A world-famous Moscow professor — rich, successful, and violently envied by his neighbors — befriends a stray dog and resolves to achieve a daring scientific first by transplanting into it the testicles and pituitary gland of a dead man. But the results are wholly unexpected: a distinctly and worryingly human animal is on the loose, and the professor’s hitherto respectable life becomes a nightmare beyond endurance.
As in The Master and Margarita, the masterpiece he completed shortly before his death, Mikhail Bulgakov’s early novel, written in 1925, combines outrageously grotesque ideas with a narrative of deadpan naturalism. The Heart of a Dog can be read as an absurd and wonderfully comic story; it can also be read as a fierce parable of the Russian Revolution.”

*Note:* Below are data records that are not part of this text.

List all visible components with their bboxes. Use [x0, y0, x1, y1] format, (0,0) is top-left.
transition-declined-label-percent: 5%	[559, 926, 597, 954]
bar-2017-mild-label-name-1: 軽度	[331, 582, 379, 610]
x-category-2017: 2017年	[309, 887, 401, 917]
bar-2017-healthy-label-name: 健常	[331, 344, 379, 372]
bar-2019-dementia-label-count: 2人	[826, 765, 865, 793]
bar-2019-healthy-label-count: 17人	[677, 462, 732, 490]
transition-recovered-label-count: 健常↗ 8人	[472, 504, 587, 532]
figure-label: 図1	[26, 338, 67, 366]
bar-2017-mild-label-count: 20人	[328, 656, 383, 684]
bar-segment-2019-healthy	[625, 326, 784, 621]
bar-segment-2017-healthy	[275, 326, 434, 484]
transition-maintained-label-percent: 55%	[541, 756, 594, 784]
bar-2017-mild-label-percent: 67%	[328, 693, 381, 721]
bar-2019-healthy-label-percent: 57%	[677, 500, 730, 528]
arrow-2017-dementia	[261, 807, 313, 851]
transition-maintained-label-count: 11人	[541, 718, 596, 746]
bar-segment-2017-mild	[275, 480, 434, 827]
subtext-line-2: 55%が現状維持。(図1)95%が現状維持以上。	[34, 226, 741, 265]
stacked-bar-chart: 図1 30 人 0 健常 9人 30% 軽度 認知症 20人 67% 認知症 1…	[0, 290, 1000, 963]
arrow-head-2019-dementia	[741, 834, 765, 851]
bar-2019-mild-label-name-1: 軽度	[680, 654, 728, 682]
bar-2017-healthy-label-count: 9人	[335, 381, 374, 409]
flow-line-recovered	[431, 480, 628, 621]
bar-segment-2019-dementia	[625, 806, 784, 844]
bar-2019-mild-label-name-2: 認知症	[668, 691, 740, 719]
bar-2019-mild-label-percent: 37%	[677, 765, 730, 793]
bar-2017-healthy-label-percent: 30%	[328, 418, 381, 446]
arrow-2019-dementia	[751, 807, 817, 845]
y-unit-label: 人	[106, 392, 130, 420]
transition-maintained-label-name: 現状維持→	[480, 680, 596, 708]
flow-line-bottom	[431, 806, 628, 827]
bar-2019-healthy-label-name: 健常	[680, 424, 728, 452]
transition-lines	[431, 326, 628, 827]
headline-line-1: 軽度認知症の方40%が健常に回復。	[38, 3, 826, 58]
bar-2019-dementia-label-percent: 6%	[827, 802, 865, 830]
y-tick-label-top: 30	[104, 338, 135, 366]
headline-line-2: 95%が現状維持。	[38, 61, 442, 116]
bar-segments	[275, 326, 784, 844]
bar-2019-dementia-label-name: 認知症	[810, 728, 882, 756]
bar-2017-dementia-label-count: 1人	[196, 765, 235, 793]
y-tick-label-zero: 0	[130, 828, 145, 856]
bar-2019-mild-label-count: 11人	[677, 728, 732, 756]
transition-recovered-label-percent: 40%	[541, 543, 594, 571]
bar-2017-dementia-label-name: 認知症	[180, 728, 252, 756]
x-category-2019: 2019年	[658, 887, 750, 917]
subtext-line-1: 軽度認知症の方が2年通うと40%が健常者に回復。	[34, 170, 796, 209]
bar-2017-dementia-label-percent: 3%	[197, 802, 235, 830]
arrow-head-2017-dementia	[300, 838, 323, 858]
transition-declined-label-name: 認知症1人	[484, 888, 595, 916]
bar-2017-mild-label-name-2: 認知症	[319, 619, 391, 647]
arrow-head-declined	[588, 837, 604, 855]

November is a crazy month with so many book blogging events. It’s also sci-fi month.
I won’t have time to read any sci-fi right now, but I’m running into new titles on blogs I visit. This one sounds fabulous:

The Last Gifts of the Universe📚 The Last Gifts of the Universe,
by Rory August

Published on April 7, 2022
203 pages

“A dying universe.
When the Home worlds finally achieved the technology to venture out into the stars, they found a graveyard of dead civilizations, a sea of lifeless gray planets and their ruins. What befell them is unknown. All Home knows is that they are the last civilization left in the universe, and whatever came for the others will come for them next.

A search for answers.
Scout is an Archivist tasked with scouring the dead worlds of the cosmos for their last gifts: interesting technology, cultural rituals—anything left behind that might be useful to the Home worlds and their survival. During an excavation on a lifeless planet, Scout unearths something unbelievable.
A past unraveled.
An adventure at the end of a trillion lifetimes.”

Once again, looks like the official synopsis gives too much away, so I shortened it.